Население дома было пёстрым. Были начальники заводских подразделений, военпреды. Они жили в отдельных квартирах. Одно время здесь жил, ещё школьником, Анатолий Карпов, будущий чемпион мира по шахматам. Он тогда учился в 20-й школе. Но большинство жильцов составляли простые рабочие. Многие были переселены из бараков, подвалов, общежитий в коммунальные квартиры на две-три семьи. Постепенно, по мере широкомасштабного строительства «хрущёвок», а позднее «брежневок», жильцов в доме становилось меньше. Рабочие жили по-своему весело, с песнями и плясками под гармошку во дворе, неприличными частушками, домино, а иногда самогоном и драками. Часто можно было слышать тульский диалект: «упанешь», «жамки», «моя ведёрка», «без двАдцати». У подъездов допоздна сидели пенсионерки. Многие работницы «Штампа» шли на пенсию в 45 лет, по «горячему» стажу на вредном производстве. От незанятости они постоянно перемывали всем кости. Когда я освоил грамоту, с удивлением прочитал табличку на стене: «Жильцы нашего дома борются за коммунистический быт». Я в то время считал, что коммунистический – это что-то хорошее. А тут пьянки, скандалы, драки, сплетни – это коммунистический быт?

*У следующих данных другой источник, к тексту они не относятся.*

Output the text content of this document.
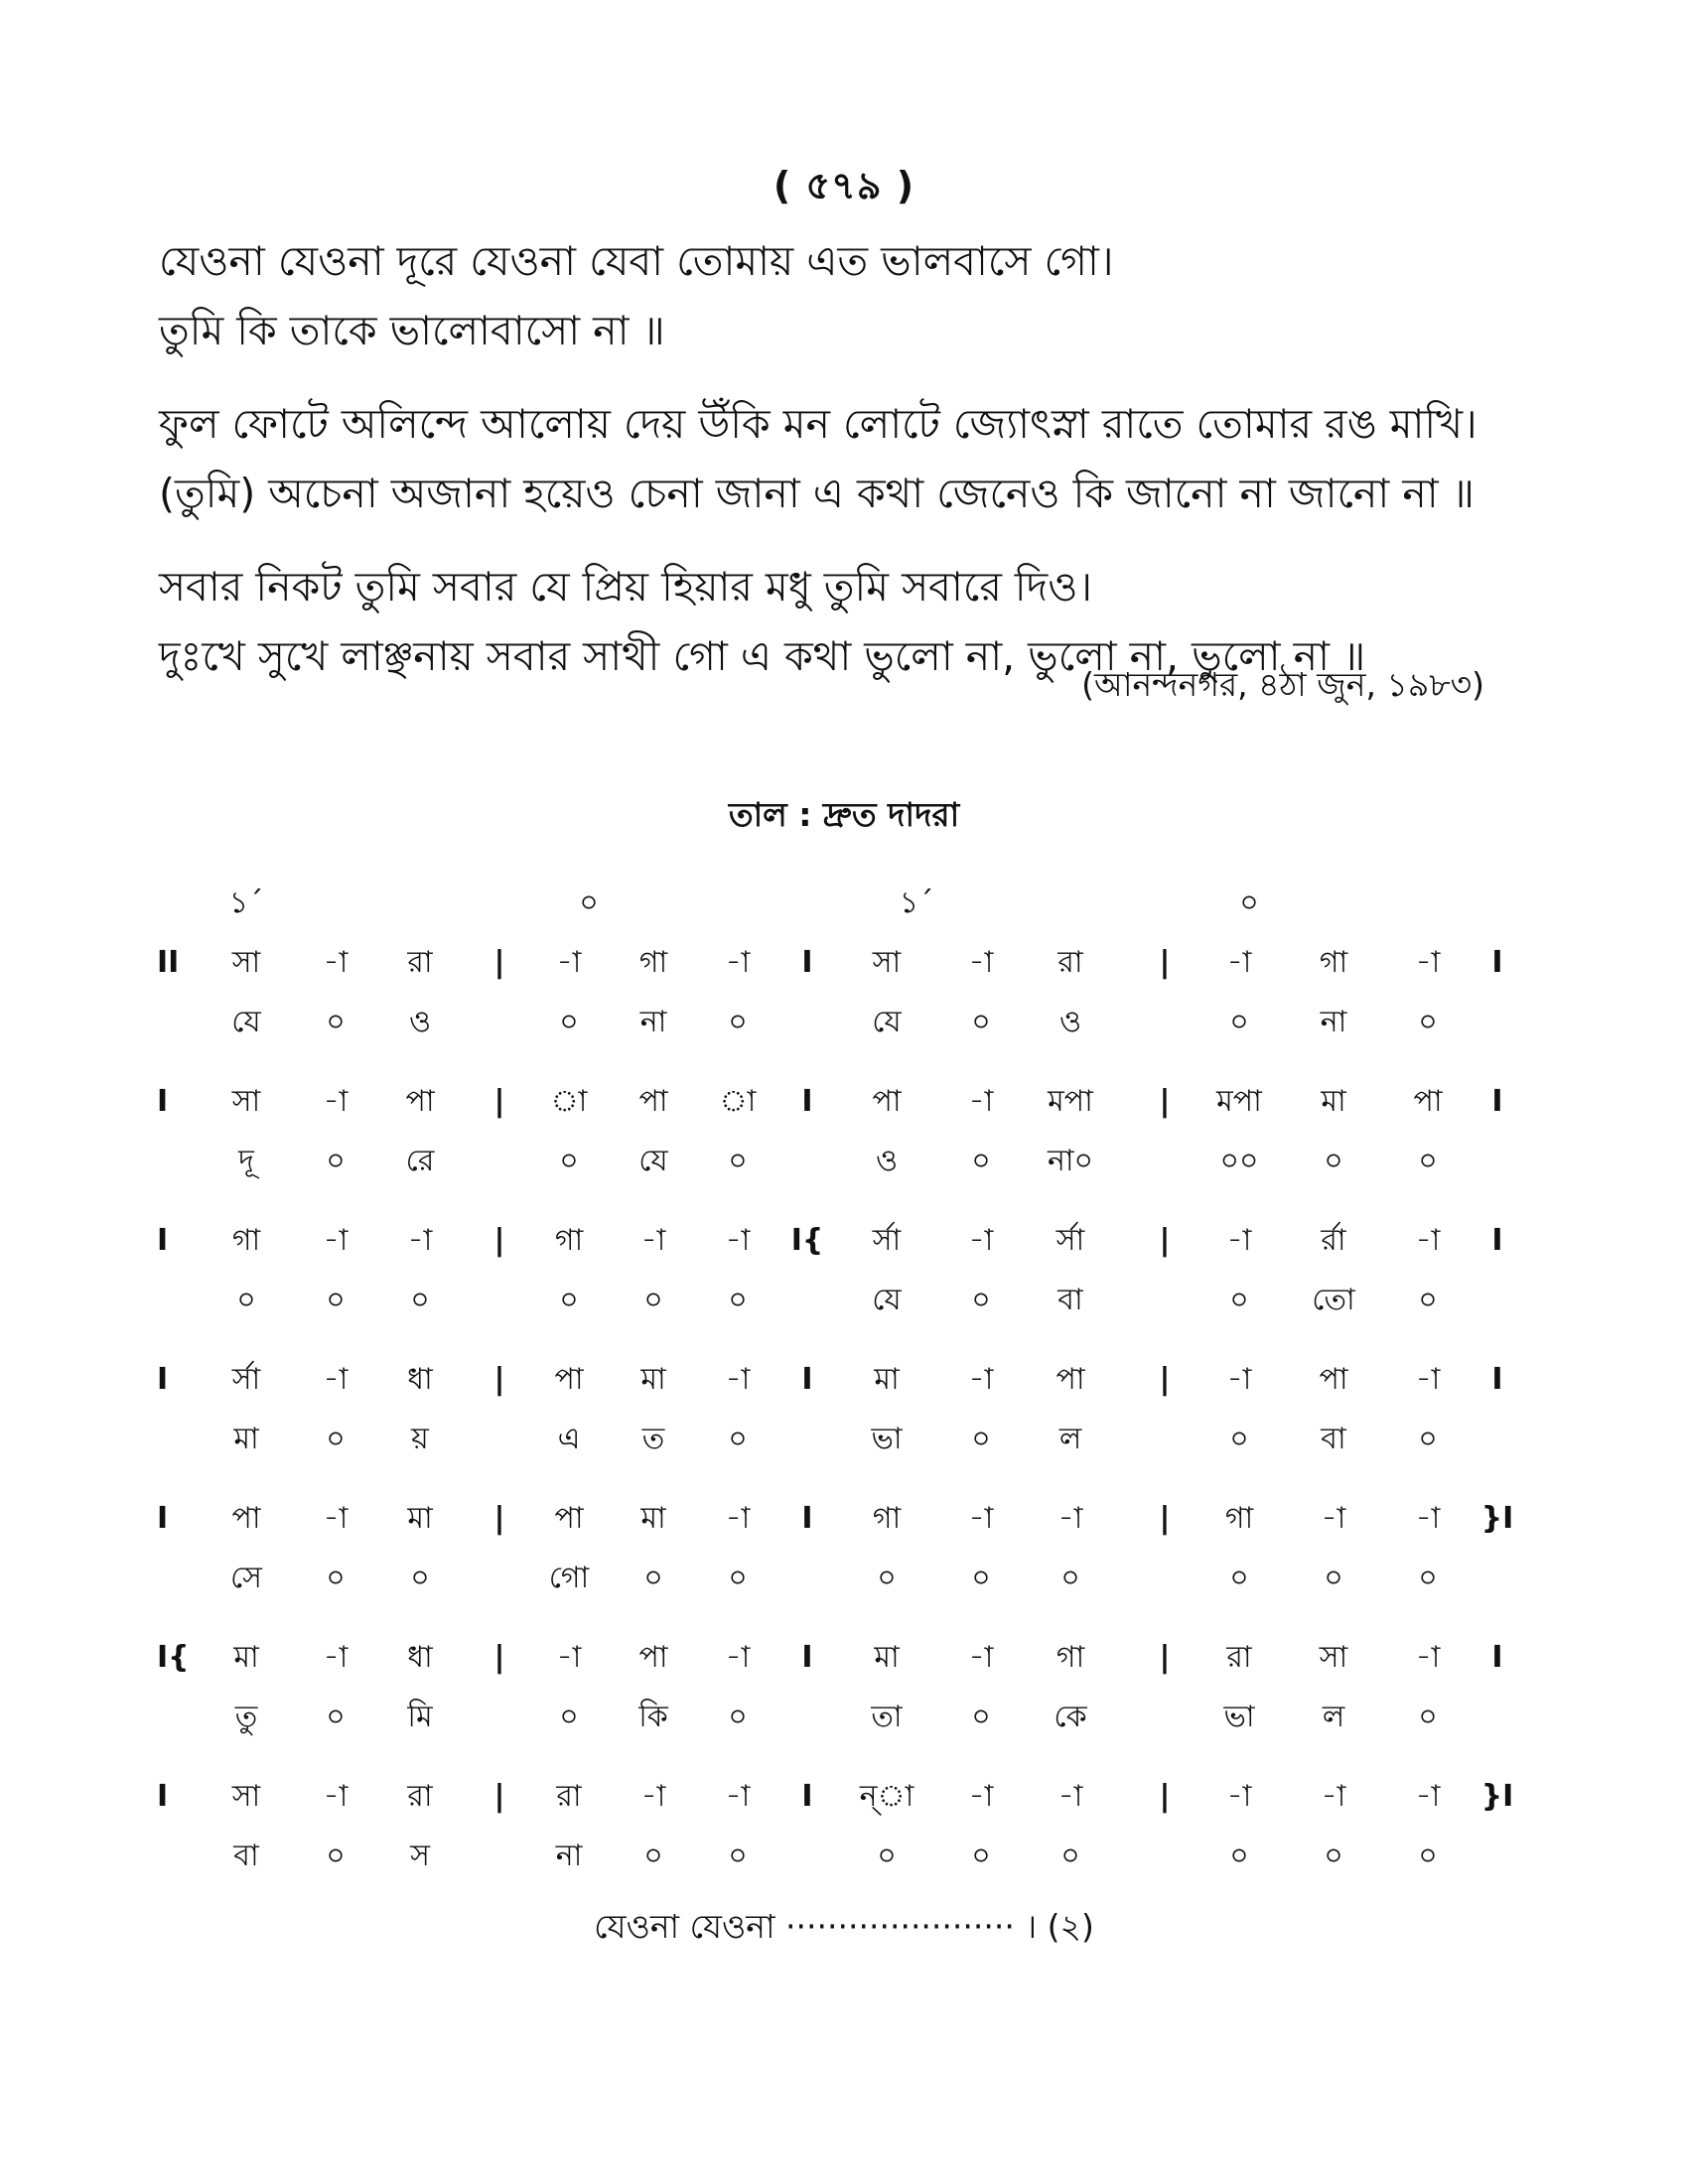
( ৫৭৯ )
যেওনা যেওনা দূরে যেওনা যেবা তোমায় এত ভালবাসে গো।
তুমি কি তাকে ভালোবাসো না ॥
ফুল ফোটে অলিন্দে আলোয় দেয় উঁকি মন লোটে জ্যোৎস্না রাতে তোমার রঙ মাখি।
(তুমি) অচেনা অজানা হয়েও চেনা জানা এ কথা জেনেও কি জানো না জানো না ॥
সবার নিকট তুমি সবার যে প্রিয় হিয়ার মধু তুমি সবারে দিও।
দুঃখে সুখে লাঞ্ছনায় সবার সাথী গো এ কথা ভুলো না, ভুলো না, ভুলো না ॥
(আনন্দনগর, ৪ঠা জুন, ১৯৮৩)
তাল : দ্রুত দাদরা
১´	০	১´	০
II	সা	-া	রা	|	-া	গা	-া	I	সা	-া	রা	|	-া	গা	-া	I
যে	০	ও	০	না	০	যে	০	ও	০	না	০
I	সা	-া	পা	|	া	পা	া	I	পা	-া	মপা	|	মপা	মা	পা	I
দূ	০	রে	০	যে	০	ও	০	না০	০০	০	০
I	গা	-া	-া	|	গা	-া	-া	I{	র্সা	-া	র্সা	|	-া	র্রা	-া	I
০	০	০	০	০	০	যে	০	বা	০	তো	০
I	র্সা	-া	ধা	|	পা	মা	-া	I	মা	-া	পা	|	-া	পা	-া	I
মা	০	য়	এ	ত	০	ভা	০	ল	০	বা	০
I	পা	-া	মা	|	পা	মা	-া	I	গা	-া	-া	|	গা	-া	-া	}I
সে	০	০	গো	০	০	০	০	০	০	০	০
I{	মা	-া	ধা	|	-া	পা	-া	I	মা	-া	গা	|	রা	সা	-া	I
তু	০	মি	০	কি	০	তা	০	কে	ভা	ল	০
I	সা	-া	রা	|	রা	-া	-া	I	ন্‌া	-া	-া	|	-া	-া	-া	}I
বা	০	স	না	০	০	০	০	০	০	০	০
যেওনা যেওনা ······················ । (২)
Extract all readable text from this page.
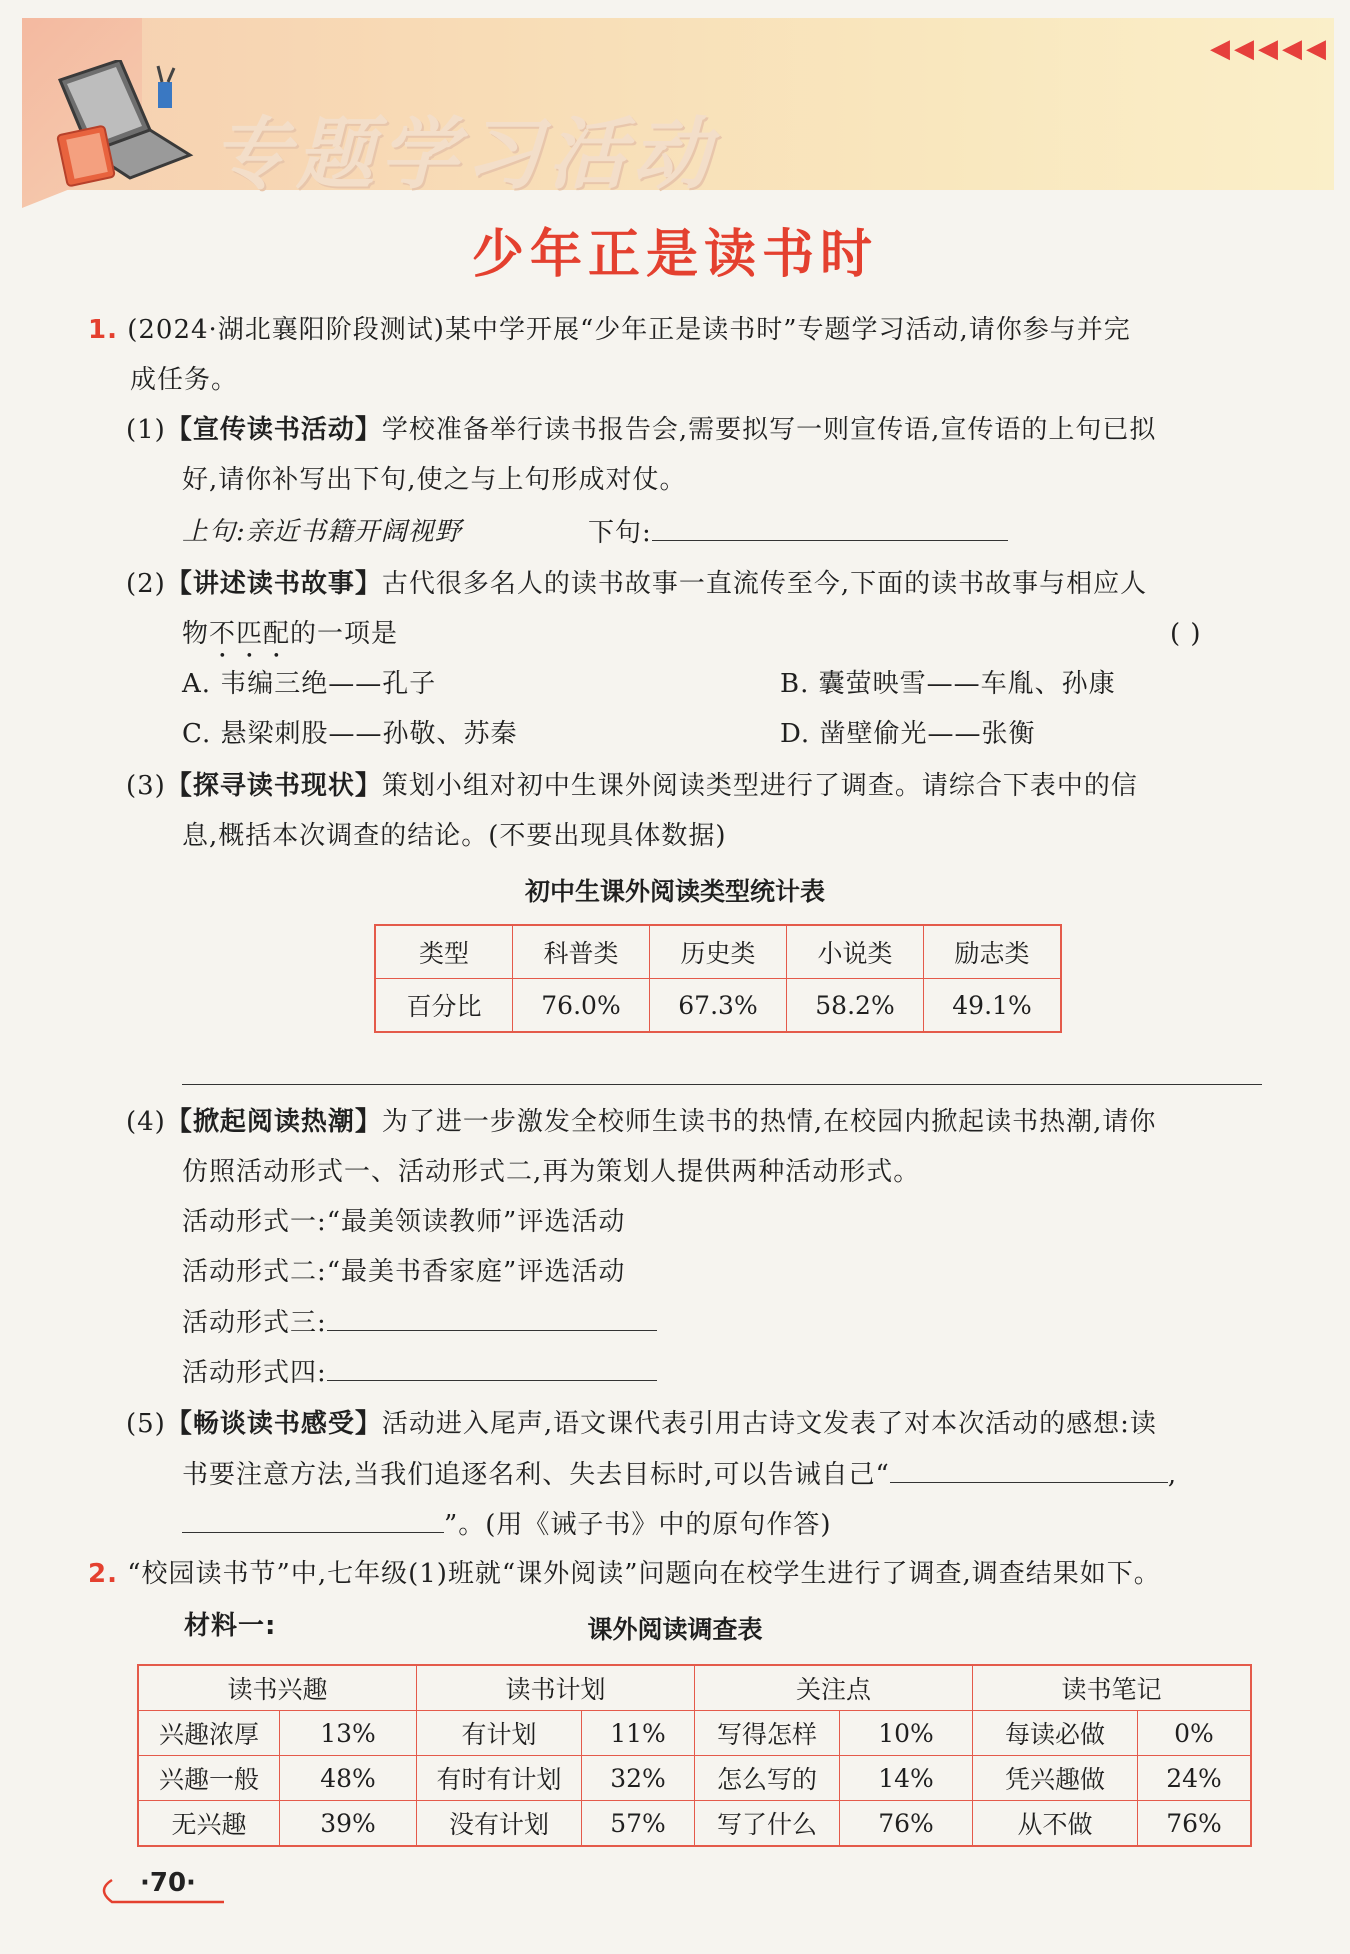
专题学习活动
◀◀◀◀◀
少年正是读书时
1. (2024·湖北襄阳阶段测试)某中学开展“少年正是读书时”专题学习活动,请你参与并完
成任务。
(1)【宣传读书活动】学校准备举行读书报告会,需要拟写一则宣传语,宣传语的上句已拟
好,请你补写出下句,使之与上句形成对仗。
上句:亲近书籍开阔视野	下句:
(2)【讲述读书故事】古代很多名人的读书故事一直流传至今,下面的读书故事与相应人
物不匹配的一项是	( )
A. 韦编三绝——孔子	B. 囊萤映雪——车胤、孙康
C. 悬梁刺股——孙敬、苏秦	D. 凿壁偷光——张衡
(3)【探寻读书现状】策划小组对初中生课外阅读类型进行了调查。请综合下表中的信
息,概括本次调查的结论。(不要出现具体数据)
初中生课外阅读类型统计表
类型	科普类	历史类	小说类	励志类
百分比	76.0%	67.3%	58.2%	49.1%
(4)【掀起阅读热潮】为了进一步激发全校师生读书的热情,在校园内掀起读书热潮,请你
仿照活动形式一、活动形式二,再为策划人提供两种活动形式。
活动形式一:“最美领读教师”评选活动
活动形式二:“最美书香家庭”评选活动
活动形式三:
活动形式四:
(5)【畅谈读书感受】活动进入尾声,语文课代表引用古诗文发表了对本次活动的感想:读
书要注意方法,当我们追逐名利、失去目标时,可以告诫自己“	,
”。(用《诫子书》中的原句作答)
2. “校园读书节”中,七年级(1)班就“课外阅读”问题向在校学生进行了调查,调查结果如下。
材料一:	课外阅读调查表
读书兴趣		读书计划		关注点		读书笔记	
兴趣浓厚	13%	有计划	11%	写得怎样	10%	每读必做	0%
兴趣一般	48%	有时有计划	32%	怎么写的	14%	凭兴趣做	24%
无兴趣	39%	没有计划	57%	写了什么	76%	从不做	76%
·70·
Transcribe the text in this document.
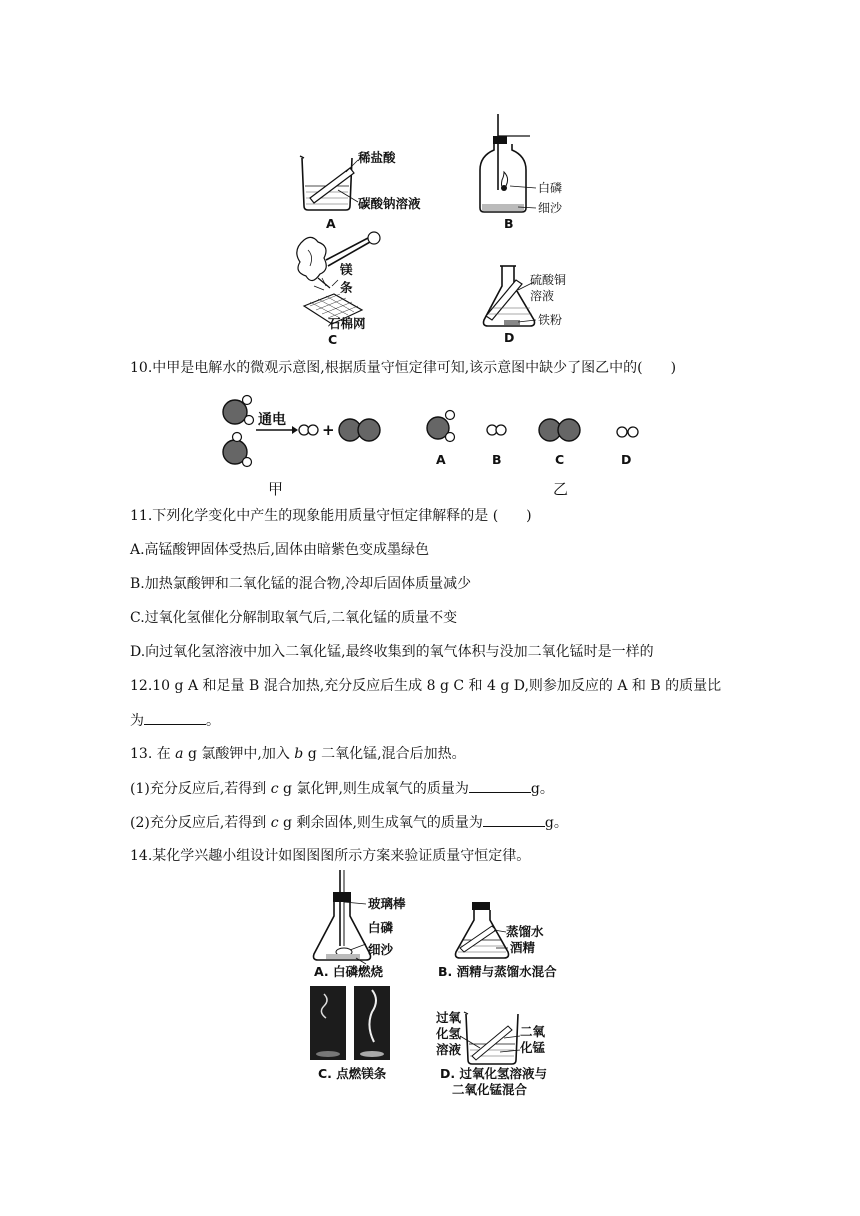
稀盐酸
碳酸钠溶液
A
白磷
细沙
B
镁
条
石棉网
C
硫酸铜
溶液
铁粉
D
10.中甲是电解水的微观示意图,根据质量守恒定律可知,该示意图中缺少了图乙中的(　　)
通电
+
甲
A	B	C	D
乙
11.下列化学变化中产生的现象能用质量守恒定律解释的是 (　　)
A.高锰酸钾固体受热后,固体由暗紫色变成墨绿色
B.加热氯酸钾和二氧化锰的混合物,冷却后固体质量减少
C.过氧化氢催化分解制取氧气后,二氧化锰的质量不变
D.向过氧化氢溶液中加入二氧化锰,最终收集到的氧气体积与没加二氧化锰时是一样的
12.10 g A 和足量 B 混合加热,充分反应后生成 8 g C 和 4 g D,则参加反应的 A 和 B 的质量比
为	。
13. 在 a g 氯酸钾中,加入 b g 二氧化锰,混合后加热。
(1)充分反应后,若得到 c g 氯化钾,则生成氧气的质量为	g。
(2)充分反应后,若得到 c g 剩余固体,则生成氧气的质量为	g。
14.某化学兴趣小组设计如图图图所示方案来验证质量守恒定律。
玻璃棒
白磷
细沙
A. 白磷燃烧
蒸馏水
酒精
B. 酒精与蒸馏水混合
C. 点燃镁条
过氧
化氢
溶液
二氧
化锰
D. 过氧化氢溶液与
二氧化锰混合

Мы жили в квартире на две семьи. Соседи были простыми рабочими: дядя Валя, слесарь на заводе «Арсенал», тётя Лиля, строитель, и сын Серёжа, моложе меня на четыре года. Дядя Валя был очень тихим и, как говорится, имел золотые руки. Отношения с соседями по квартире были хорошими, почти семейными. Коммунальных анекдотов, типа подсыпания соли в суп, не было. Правда, была одна проблема. Электрический счётчик был один на квартиру. Мы должны были платить в складчину. У соседей часто не было денег на своевременную оплату электроэнергии, а моей маме надоедало платить за всех. Приходили контролёры с угрозой отключения в случае неуплаты. Тогда платила всё-таки мама, а соседка в получку честно отдавала ей долг. Так и шло по кругу. Мы вместе ездили в Москву за дефицитом. Если пекли пироги, угощали друг друга.
Война кончилась не так уж давно. Следы её и сейчас встречаются, а тогда... Дворник дядя Жора, выпивши, кричал на весь двор: «Доктор, доктор! Тяжело». На фронте его контузило и засыпало землёй. С тех пор у него возникла привычка в бреду звать доктора. А среди жильцов дома не редкостью были одинокие женщины лет сорока и старше, овдовевшие в войну. Характер у них был не сахар, но это можно понять.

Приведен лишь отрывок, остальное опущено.